Not on view

This gilded copper disk, made by artists of the Moche culture in northern Peru, was originally cut from a larger sheet of hammered copper and then gilded (Schorsch, 1998). Two creatures, rendered in repoussé, face each other in the roundel in the center of the disk, and embossed rays of two different widths extend from the center to the outer rim. Within each of the narrower rays, circular gilded dangles hang from thin wires attached at the back. Several perforations along the outer rim of the disk may have been used with threads to bind the object to a backing. Most of the metal is now covered with a slight patina as well as a few points of corrosion, but one can imagine how, when first made, this piece must have reflected the sunlight, creating a dazzling display of movement and light.

The technical sophistication required for the creation of objects such as this one once led scholars to refer to this period as the Master Craftsmen Era (Castillo, 2017). The technology employed for producing these ornate metal objects, however, is still the subject of study (Lechtman, 1982; Schorsch, 1998).

The Moche (also known as the Mochicas) flourished on Peru’s North Coast from A.D. 200-850, centuries before the rise of the Incas. Over the course of some six centuries, the Moche built thriving regional centers from the Nepeña River Valley in the south to perhaps as far north as the Piura River, near the modern border with Ecuador, developing coastal deserts into rich farmlands and drawing upon the abundant maritime resources of the Pacific Ocean’s Humboldt Current. Although the Moche never formed a single centralized political entity, they shared unifying cultural traits such as religious practices (Donnan, 2010).

This object was said to have been found at the burial site of Loma Negra, which was one of the most northern outposts of Moche culture. Loma Negra works in metal share similar iconography with ceramics and metalwork found at Moche sites father to the south, such as Ucupe (Bourget, 2014). The precise relationship between the Loma Negra and the Moche “heartland” remains a subject of debate, however (Kaulicke, 2006).

The function of disks such the present example is unclear. They may have served as shield frontals, attached to a cane backing, but the delicate nature of the design would have limited its protective function in actual battle. Thus, these objects may have been intended for ritual use as symbolic weapon adornments. Alternatively, they may have been attached to textile banners or hangings.
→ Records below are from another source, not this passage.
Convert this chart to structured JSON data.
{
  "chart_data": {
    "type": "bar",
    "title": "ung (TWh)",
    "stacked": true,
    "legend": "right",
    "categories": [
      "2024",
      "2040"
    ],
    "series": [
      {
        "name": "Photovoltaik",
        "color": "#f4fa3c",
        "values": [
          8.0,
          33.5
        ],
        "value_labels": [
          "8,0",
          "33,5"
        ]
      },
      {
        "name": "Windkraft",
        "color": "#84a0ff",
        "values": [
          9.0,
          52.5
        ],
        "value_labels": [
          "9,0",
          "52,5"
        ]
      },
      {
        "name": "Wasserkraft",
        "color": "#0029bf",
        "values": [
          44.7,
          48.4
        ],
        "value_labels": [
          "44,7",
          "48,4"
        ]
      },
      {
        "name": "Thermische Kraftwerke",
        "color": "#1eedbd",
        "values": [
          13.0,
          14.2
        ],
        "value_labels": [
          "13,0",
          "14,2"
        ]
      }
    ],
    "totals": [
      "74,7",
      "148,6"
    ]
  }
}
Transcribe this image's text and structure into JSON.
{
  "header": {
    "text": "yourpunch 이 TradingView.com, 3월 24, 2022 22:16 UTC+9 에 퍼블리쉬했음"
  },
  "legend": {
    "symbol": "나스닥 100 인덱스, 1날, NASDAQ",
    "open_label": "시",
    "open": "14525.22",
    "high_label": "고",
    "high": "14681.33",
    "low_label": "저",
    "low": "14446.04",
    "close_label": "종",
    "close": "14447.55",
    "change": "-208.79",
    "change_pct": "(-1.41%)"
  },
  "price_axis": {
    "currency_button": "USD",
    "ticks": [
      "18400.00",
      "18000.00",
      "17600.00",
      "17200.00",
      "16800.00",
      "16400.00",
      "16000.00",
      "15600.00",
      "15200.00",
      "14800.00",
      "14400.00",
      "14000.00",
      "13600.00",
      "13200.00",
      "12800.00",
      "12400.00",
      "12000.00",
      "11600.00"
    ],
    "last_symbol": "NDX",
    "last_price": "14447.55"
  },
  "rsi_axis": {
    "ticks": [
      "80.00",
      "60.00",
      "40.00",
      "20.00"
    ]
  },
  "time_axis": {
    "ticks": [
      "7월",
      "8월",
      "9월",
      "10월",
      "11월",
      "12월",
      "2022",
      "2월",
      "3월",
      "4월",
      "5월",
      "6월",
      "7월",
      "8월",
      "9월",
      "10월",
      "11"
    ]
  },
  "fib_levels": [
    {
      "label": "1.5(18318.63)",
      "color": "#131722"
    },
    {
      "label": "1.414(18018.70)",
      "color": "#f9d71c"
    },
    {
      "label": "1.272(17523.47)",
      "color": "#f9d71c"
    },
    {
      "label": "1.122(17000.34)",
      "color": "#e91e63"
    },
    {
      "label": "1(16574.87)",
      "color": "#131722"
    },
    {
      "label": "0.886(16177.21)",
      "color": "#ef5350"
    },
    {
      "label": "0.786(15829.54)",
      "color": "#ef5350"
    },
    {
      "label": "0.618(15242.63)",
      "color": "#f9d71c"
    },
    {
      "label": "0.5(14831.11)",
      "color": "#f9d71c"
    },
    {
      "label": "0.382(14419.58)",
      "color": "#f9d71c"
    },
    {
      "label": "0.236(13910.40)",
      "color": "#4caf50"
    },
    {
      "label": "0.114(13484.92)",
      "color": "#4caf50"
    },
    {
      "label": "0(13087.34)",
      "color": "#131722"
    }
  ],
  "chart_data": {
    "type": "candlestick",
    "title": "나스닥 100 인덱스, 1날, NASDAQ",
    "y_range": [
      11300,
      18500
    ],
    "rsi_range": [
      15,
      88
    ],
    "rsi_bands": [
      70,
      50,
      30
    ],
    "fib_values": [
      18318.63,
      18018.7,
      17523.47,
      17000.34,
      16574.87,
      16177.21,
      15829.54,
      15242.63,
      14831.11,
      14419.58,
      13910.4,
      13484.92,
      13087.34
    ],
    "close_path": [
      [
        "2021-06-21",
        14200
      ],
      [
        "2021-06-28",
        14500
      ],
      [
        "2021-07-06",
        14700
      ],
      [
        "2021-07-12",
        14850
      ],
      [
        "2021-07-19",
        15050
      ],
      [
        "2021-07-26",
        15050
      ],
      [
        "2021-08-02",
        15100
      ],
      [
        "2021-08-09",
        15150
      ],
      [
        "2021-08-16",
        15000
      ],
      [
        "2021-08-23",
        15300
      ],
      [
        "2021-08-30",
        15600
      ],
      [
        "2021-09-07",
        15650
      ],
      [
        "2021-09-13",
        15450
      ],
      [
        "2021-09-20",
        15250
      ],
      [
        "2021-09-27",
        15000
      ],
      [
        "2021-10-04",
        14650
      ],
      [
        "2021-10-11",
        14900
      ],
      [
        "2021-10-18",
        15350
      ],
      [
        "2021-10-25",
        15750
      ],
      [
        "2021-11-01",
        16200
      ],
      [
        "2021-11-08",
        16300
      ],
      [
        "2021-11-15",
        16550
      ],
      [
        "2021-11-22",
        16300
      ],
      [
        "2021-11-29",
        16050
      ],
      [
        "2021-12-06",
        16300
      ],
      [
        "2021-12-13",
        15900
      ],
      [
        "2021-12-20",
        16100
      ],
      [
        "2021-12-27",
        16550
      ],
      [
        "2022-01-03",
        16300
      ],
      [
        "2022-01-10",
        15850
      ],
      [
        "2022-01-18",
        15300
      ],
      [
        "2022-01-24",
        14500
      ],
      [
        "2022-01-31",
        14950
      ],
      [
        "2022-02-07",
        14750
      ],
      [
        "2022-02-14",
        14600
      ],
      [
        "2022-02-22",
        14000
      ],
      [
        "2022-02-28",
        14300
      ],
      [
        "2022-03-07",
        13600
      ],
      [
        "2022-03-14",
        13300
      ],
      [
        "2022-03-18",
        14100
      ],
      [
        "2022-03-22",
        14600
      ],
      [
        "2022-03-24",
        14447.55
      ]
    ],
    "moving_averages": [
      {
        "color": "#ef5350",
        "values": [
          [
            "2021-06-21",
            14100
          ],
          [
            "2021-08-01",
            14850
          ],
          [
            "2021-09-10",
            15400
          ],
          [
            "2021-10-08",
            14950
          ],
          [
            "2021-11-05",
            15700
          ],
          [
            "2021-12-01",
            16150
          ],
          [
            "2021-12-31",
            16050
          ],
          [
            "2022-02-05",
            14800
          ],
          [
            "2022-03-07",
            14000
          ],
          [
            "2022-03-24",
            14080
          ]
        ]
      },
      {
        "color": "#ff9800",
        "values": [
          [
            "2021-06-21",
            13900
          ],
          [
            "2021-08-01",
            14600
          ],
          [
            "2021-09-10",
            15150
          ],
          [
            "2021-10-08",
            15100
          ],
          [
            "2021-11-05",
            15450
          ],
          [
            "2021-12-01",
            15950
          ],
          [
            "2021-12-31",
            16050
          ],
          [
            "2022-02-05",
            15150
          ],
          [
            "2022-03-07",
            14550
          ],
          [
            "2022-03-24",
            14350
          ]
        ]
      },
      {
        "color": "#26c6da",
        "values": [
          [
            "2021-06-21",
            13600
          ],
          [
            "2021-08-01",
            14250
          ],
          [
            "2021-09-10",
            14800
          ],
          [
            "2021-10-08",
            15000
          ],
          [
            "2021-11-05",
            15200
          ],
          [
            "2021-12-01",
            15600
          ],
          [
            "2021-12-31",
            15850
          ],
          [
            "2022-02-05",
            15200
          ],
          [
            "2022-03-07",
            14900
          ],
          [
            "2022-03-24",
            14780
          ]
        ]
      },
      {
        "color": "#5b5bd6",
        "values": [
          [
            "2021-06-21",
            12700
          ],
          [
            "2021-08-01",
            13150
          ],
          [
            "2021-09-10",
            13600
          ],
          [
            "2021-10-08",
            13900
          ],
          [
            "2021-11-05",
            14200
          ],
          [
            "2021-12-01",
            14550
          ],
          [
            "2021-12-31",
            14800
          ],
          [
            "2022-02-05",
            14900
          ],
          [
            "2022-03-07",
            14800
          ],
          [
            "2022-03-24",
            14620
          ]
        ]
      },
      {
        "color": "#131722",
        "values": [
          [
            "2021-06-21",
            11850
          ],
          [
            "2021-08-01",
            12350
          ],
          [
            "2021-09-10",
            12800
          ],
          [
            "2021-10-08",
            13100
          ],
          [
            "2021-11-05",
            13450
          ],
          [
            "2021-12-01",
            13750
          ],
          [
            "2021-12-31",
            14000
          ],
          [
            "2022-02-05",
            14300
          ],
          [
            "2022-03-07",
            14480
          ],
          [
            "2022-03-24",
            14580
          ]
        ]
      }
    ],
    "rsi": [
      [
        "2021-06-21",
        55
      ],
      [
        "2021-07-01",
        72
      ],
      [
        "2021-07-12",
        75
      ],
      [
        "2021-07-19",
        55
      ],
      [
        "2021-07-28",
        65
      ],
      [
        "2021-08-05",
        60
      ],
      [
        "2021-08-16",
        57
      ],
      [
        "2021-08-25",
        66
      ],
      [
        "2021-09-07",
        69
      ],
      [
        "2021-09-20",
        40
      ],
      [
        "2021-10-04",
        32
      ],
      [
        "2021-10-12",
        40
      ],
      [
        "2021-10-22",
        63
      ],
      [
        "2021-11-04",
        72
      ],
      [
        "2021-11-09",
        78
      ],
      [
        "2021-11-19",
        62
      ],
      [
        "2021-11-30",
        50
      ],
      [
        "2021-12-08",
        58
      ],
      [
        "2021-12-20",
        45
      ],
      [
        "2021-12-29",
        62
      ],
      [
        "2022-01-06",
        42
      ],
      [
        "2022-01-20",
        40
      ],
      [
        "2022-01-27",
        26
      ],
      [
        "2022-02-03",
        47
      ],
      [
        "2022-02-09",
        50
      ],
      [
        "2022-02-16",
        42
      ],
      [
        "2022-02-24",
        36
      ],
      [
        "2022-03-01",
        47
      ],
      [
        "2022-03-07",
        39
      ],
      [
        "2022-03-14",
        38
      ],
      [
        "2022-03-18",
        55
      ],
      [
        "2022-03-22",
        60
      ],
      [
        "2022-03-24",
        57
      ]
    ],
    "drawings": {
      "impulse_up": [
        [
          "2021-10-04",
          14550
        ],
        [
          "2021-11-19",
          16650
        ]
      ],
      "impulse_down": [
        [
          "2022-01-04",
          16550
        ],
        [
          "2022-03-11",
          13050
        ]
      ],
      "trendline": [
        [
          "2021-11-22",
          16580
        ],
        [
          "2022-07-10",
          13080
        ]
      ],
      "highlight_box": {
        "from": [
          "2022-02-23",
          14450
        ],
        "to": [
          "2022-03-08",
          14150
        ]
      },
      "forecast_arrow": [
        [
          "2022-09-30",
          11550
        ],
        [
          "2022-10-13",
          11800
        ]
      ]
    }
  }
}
References and Further Reading
Bourget, Steve. Les rois mochica: Divinité et pouvoir dans le Pérou ancient. Paris: Somogy éditions d'art; Geneva: MEG, Musée d'ethnographie de Genève, 2014.

Castillo, Luis Jaime. “Masters of the Universe: Moche Artists and Their Patrons.” In Golden Kingdoms: Luxury Arts in the Ancient Americas, edited by Joanne Pillsbury, Timothy Potts, and Kim N. Richter. Los Angeles: J. Paul Getty Museum, 2017, pp. 24-31.

Donnan, Christopher B. “Moche State Religion.” In New Perspectives on Moche Political Organization, edited by Jeffrey Quilter and Luis Jaime Castillo. Washington D.C.: Dumbarton Oaks Research Library and Collection, 2010, pp. 47-69.

Kaulicke, Peter. “The Vicús-Mochica Relationship.” In Andean Archaeology III, edited by William H Isbell and Helene H. Silverman. Boston, MA: Springer, 2006, pp. 85-111.

Lechtman, Heather, Antonieta Erling, and Edward J. Barry Jr. "New Perspectives on Moche Metallurgy: Techniques of Gilding Copper at Loma Negra, Northern Peru." American Antiquity vol. 47 (1982), pp. 3-30.

Schorsch, Deborah. "Silver-and-Gold Moche Artifacts from Loma Negra, Peru." Metropolitan Museum Journal vol. 33 (1998), p. 113, fig. 7, 8.